Having established this, WithYouWithMe gives that person the training they need to take on the most appropriate role. James McLaughlin, U.K. vice president of the organisation, asserts this approach is powerful in getting people into work but it also offers a way for employers to become flexible and agile in their operation.

“If you need to pivot what you’re doing you can assess what skills these people have that can work elsewhere in an organisation, rather than just sacking them,” he says. “We’re also helping people with career opportunities because if you have the right skills, progression doesn’t always need to be upwards. You can be right for a new role which delivers value in a different way.”

McLaughlin acknowledges that this approach to assessment requires organisations to take a significant shift away from previous job and experience-based models, but from a diversity and flexibility point of view it can underpin a great new way to manage people.

Naturally, what a business concentrates on when assessing will depend on their needs. As Sam Price, talent solutions director at Morson suggests, some industries may need a level of diversity to move forward: “If you’re on a transformation journey in a field like nuclear, is only hiring from nuclear backgrounds the right way to go?” she asks.

Morson uses assessments to build teams which demonstrate diversity of thought. “If you want to do something dramatic and change worthy, that’s what we’re looking at,” she says, “but what we’re also looking at, when we do a values-based assessment, is if someone is divergent from the values of the business, will that make them successful in the role?”

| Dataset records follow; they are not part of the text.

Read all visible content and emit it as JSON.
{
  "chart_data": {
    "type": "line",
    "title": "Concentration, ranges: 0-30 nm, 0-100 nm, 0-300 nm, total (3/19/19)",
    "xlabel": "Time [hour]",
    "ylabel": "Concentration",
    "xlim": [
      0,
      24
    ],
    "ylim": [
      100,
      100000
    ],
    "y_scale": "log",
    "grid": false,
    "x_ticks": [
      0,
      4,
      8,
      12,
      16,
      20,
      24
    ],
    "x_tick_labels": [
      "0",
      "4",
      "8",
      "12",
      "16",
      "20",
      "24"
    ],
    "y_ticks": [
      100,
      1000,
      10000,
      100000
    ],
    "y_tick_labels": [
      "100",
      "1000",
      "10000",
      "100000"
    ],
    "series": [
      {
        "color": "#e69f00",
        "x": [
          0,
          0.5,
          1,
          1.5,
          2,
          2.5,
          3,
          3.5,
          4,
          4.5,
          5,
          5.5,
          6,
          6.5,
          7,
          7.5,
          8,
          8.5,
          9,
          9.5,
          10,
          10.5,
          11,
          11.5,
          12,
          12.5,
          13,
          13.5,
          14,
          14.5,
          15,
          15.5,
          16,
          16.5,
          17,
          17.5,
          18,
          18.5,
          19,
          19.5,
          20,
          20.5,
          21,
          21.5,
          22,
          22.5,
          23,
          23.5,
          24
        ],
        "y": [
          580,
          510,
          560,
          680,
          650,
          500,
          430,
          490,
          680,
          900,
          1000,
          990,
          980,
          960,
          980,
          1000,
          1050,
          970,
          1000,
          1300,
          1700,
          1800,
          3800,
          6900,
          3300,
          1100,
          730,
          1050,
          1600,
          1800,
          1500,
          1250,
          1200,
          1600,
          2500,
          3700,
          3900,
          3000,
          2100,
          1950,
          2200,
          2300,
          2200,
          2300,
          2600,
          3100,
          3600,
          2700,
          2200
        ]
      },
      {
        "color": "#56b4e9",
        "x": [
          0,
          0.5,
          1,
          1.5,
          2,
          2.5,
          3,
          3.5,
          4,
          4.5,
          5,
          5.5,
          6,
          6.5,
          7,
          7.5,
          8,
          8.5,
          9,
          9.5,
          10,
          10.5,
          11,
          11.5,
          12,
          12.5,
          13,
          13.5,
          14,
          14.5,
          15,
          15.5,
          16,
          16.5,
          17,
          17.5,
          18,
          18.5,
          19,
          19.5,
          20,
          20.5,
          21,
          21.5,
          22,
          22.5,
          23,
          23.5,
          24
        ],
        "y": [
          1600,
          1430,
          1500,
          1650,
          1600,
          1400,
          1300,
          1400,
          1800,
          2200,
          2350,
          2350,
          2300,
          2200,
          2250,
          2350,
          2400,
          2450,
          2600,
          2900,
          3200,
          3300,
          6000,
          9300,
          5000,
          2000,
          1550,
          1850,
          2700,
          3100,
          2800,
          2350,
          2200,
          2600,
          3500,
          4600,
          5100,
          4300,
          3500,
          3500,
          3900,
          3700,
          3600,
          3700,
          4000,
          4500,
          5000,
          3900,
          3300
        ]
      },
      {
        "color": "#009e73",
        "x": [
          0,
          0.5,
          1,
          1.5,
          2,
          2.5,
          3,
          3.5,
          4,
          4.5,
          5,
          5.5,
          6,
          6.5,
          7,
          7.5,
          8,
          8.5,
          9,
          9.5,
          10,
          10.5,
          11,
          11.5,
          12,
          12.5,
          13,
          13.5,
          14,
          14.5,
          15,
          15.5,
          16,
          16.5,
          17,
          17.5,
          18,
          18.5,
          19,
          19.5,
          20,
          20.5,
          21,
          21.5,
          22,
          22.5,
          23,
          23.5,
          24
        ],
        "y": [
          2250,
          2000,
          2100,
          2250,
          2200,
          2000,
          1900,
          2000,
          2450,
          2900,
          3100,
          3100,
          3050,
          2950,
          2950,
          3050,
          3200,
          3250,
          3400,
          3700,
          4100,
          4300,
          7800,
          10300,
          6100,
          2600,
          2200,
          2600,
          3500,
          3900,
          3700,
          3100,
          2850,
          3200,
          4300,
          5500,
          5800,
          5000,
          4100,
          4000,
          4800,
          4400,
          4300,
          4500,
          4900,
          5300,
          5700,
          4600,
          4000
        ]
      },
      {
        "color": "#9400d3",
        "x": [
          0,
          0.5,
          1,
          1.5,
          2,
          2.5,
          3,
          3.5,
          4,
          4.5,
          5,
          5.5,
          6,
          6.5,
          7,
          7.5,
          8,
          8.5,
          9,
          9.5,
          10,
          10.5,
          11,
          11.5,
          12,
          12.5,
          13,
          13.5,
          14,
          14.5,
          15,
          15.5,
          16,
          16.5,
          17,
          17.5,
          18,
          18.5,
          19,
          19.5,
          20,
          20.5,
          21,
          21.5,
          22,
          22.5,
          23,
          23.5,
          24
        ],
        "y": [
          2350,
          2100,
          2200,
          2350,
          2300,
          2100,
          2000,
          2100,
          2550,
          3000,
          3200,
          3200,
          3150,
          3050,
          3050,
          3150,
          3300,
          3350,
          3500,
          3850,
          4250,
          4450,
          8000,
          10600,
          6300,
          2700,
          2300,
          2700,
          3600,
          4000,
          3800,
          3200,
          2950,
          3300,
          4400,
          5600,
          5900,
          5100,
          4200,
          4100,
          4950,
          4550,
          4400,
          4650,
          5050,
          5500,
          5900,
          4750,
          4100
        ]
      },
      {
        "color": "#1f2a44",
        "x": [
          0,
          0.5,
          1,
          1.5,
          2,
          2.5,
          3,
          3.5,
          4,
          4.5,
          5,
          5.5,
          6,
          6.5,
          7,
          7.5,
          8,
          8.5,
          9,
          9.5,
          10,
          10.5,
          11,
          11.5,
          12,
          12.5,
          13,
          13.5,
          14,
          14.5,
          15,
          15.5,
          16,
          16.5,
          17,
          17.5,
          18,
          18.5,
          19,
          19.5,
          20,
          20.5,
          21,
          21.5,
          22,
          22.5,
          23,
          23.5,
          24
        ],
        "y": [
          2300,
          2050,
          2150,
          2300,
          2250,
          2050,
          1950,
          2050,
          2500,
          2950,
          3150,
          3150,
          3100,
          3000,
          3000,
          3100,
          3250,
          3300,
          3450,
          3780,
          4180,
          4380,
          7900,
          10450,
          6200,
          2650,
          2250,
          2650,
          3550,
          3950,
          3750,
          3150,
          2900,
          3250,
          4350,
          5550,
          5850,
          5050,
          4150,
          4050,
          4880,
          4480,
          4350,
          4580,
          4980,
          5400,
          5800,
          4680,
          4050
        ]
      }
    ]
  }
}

Price has hit upon a tricky balancing act here, and it is one, perhaps which can only be determined by the circumstance of that specific hire. Diversity of thought, notes Price, does not mean an individual cannot be aligned to the same values as someone else. “We can be aligned on values but still very diverse in our thought processes and our experiences. So that’s where we see assessments coming into their own,” she says.

Using assessments to build teams therefore goes beyond simply checking the right boxes are ticked and understanding the impact a certain aspect of a candidate could have in the workplace. Determining the elements that are important to be assessed and whether these should be in alignment or diverse is dependent on the organisation and position under consideration. The important thing in each instance is to ensure the assessments are accurate and fair in what they set out to measure.